Je suis, en effet, rentré dans le secteur de l’épicerie par une sœur en Christ qui est dans la même communauté de prière que moi, la Communauté Catholique Marie Mère de la Foi Audacieuse. C’est elle qui  qui tous les jeudi soirs après la prière expose sa marchandise pour la vente. Je lui ai donc demandé de m’initier et volontiers, elle a accepté. Nous sommes donc allés au marché Dantokpa – le plus grand marché de la sous-région ouest africaine- et nous avons acheté les ingrédients et j’ai commencé.

LNM : Les débuts ont-ils été difficile pour vous ?
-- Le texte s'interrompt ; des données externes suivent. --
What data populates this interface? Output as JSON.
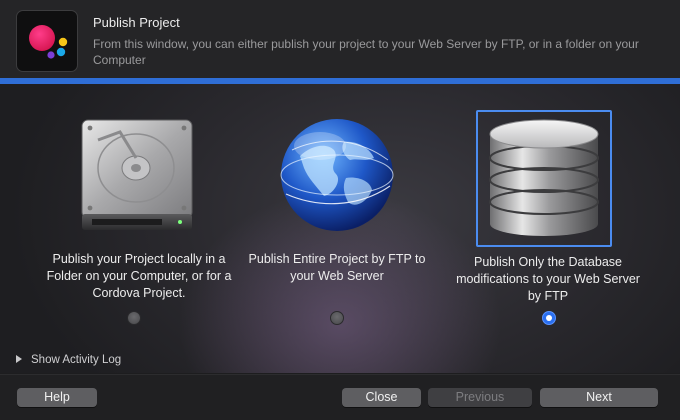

Madame : Rien de bon et de concret que vous entreprenez n’a jamais été sans difficultés.  Quand je voulais commencer cette activité, j’ai reçu les critiques de ma mère et un refus catégorique de mon fiancé aujourd’hui mon mari. Mon mari qui travaillait dans un Grand groupe international avait opposé un refus catégorique, disant qu’elle ne peut pas épouser une femme qui va vendre du piment. Je l’ai donc convaincu qu’il ne s’agit pas de vendre du piment mais plutôt d’entreprendre quelque chose durable dans le secteur de l’épicerie au Bénin. Ce qu’il a accepté timidement. Il eût fallu qu’il trouve un nouvel emploi en janvier 2014 sur un projet d’agrobusiness piloté par une institution internationale agricole pour comprendre non seulement qu’il y a à faire et à gagner dans le domaine de la transformation agricole et surtout le secteur des épices. C’est lui d’ailleurs qui m’a aidé à faire les étiquettes et a donné une marque aux épices. Et aujourd’hui nous commercialisons les épices sous la marque ‘’Belles Epices’’.  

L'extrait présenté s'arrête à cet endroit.